Генерал встал со стула.
– О, напротив!
– промямлил князь: - вы так меня заняли и… наконец… это так интересно; я вам так благодарен!
– Князь!
– сказал генерал, опять сжимая до боли его руку и сверкающими глазами пристально смотря на него, как бы сам вдруг опомнившись и точно ошеломленный какою-то внезапною мыслью: - князь! Вы до того добры, до того простодушны, что мне становится даже вас жаль иногда. Я с умилением смотрю на вас; о, благослови вас бог! Пусть жизнь ваша начнется и процветет… в любви. Моя же кончена! О, простите, простите!
Он быстро вышел, закрыв лицо руками. В искренности его волнения князь не мог усомниться. Он понимал также, что старик вышел в упоении от своего успеха; но ему все-таки предчувствовалось, что это был один из того разряда лгунов, которые хотя и лгут до сладострастия и даже до самозабвения, но и на самой высшей точке своего упоения все-таки подозревают про себя, что ведь им не верят, да и не могут верить. В настоящем положении своем, старик мог опомниться, не в меру устыдиться, заподозрить князя в безмерном сострадании к нему, оскорбиться. "Не хуже ли я сделал, что довел его до такого вдохновения?" - тревожился князь, и вдруг не выдержал и расхохотался ужасно, минут на десять. Он было стал укорять себя за этот смех; но тут же понял, что не в чем укорять, потому что ему бесконечно было жаль генерала.
Предчувствия его сбылись. Вечером же он получил странную записку, краткую, но решительную. Генерал уведомлял, что он и с ним расстается навеки, что уважает его и благодарен ему, но даже и от него не примет "знаков сострадания, унижающих достоинство и без того уже несчастного человека". Когда князь услышал, что старик заключился у Нины Александровны, то почти успокоился за него. Но мы уже видели, что генерал наделал каких-то бед и у Лизаветы Прокофьевны. Здесь мы не можем сообщить подробностей, но заметим вкратце, что сущность свидания состояла в том, что генерал испугал Лизавету Прокофьевну, а горькими намеками на Ганю привел ее в негодование. Он был выведен с позором. Вот почему он и провел такую ночь и такое утро, свихнулся окончательно и выбежал на улицу чуть не в помешательстве.
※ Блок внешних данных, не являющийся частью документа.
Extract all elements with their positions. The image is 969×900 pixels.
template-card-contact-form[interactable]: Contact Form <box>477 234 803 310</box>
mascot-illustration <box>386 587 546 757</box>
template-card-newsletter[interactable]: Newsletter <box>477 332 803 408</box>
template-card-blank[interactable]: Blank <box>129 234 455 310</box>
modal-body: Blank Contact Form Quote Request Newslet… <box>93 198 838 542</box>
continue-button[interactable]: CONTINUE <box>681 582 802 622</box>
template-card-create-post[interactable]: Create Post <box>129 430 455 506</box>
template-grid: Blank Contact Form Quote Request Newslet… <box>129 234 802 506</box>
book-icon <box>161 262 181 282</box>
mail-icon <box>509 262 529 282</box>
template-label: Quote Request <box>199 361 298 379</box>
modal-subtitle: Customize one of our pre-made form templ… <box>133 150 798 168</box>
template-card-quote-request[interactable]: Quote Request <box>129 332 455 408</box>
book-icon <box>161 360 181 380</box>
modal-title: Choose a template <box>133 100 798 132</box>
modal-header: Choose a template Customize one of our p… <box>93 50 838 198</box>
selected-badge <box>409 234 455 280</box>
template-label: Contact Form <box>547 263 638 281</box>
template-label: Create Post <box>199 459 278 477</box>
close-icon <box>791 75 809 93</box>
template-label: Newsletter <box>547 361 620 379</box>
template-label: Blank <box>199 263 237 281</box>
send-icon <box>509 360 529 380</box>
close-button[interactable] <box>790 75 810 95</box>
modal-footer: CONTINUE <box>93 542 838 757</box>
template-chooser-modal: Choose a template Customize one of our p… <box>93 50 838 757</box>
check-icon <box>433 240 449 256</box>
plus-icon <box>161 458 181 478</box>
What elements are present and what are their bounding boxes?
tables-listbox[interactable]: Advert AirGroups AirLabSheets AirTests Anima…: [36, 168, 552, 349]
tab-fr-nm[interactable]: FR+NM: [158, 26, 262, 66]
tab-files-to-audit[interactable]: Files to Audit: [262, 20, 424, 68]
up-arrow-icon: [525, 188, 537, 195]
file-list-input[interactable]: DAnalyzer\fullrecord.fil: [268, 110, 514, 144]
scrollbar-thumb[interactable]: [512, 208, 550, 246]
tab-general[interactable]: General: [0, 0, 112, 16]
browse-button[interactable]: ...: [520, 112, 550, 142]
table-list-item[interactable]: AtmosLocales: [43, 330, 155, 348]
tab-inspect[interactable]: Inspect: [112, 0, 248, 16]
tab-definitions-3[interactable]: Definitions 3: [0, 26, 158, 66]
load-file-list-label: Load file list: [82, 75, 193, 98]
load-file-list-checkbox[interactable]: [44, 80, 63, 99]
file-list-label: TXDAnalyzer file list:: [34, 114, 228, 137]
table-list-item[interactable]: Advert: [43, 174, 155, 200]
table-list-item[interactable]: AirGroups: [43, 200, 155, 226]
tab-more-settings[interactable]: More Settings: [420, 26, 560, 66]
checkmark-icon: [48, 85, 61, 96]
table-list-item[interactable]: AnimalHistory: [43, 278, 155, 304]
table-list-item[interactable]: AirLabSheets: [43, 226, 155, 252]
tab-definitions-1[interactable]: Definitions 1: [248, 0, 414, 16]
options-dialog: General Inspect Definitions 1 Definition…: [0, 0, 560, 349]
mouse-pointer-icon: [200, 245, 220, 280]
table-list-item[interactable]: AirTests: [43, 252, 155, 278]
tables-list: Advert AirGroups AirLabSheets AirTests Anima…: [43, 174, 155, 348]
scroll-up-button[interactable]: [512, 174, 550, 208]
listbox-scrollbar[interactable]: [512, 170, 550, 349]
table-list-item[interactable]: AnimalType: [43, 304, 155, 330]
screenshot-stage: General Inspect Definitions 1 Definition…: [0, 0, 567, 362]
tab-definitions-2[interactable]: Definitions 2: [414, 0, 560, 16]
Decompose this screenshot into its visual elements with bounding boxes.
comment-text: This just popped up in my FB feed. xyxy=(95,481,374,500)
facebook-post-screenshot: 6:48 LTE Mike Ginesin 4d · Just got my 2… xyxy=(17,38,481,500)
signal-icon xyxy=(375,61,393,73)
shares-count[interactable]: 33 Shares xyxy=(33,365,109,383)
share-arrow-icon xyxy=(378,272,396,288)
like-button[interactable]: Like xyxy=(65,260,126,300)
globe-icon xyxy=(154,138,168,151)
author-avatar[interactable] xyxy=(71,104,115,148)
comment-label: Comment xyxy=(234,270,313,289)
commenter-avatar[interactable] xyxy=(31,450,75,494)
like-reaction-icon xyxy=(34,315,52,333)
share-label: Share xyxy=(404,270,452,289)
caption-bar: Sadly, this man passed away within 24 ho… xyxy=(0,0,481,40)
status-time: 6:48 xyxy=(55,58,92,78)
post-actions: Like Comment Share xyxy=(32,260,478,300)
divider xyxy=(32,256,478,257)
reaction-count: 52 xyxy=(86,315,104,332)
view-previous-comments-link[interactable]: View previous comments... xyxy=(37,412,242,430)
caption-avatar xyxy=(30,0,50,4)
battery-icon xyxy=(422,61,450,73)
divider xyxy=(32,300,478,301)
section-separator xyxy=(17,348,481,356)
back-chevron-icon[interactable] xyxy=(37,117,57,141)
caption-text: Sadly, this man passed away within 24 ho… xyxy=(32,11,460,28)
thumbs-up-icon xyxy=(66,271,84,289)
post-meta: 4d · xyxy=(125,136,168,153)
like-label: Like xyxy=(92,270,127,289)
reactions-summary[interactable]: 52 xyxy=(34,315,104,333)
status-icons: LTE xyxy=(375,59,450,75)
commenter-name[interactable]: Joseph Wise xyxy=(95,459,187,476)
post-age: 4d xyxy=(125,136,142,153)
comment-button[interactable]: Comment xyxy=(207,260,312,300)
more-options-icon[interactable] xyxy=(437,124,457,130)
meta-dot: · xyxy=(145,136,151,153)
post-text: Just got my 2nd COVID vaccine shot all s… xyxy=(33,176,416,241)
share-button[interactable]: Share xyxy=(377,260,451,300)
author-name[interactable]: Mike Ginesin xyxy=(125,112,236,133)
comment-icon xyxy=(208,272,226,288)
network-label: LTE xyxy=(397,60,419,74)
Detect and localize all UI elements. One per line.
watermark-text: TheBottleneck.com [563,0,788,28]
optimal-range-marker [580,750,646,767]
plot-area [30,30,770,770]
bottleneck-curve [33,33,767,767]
Коля все еще не понимал дела вполне и даже надеялся взять строгостию.
– Ну куда мы теперь потащимся, как вы думаете, генерал?
– сказал он: - к князю не хотите, с Лебедевым рассорились, денег у вас нет, у меня никогда не бывает: вот и сели теперь на бобах, среди улицы.
– Приятнее сидеть с бобами чем на бобах, - пробормотал генерал, - этим… каламбуром я возбудил восторг… в офицерском обществе… сорок четвертого… Тысяча… восемьсот… сорок четвертого года, да!.. Я не помню… О, не напоминай, не напоминай! "Где моя юность, где моя свежесть!" Как вскричал… кто это вскричал, Коля?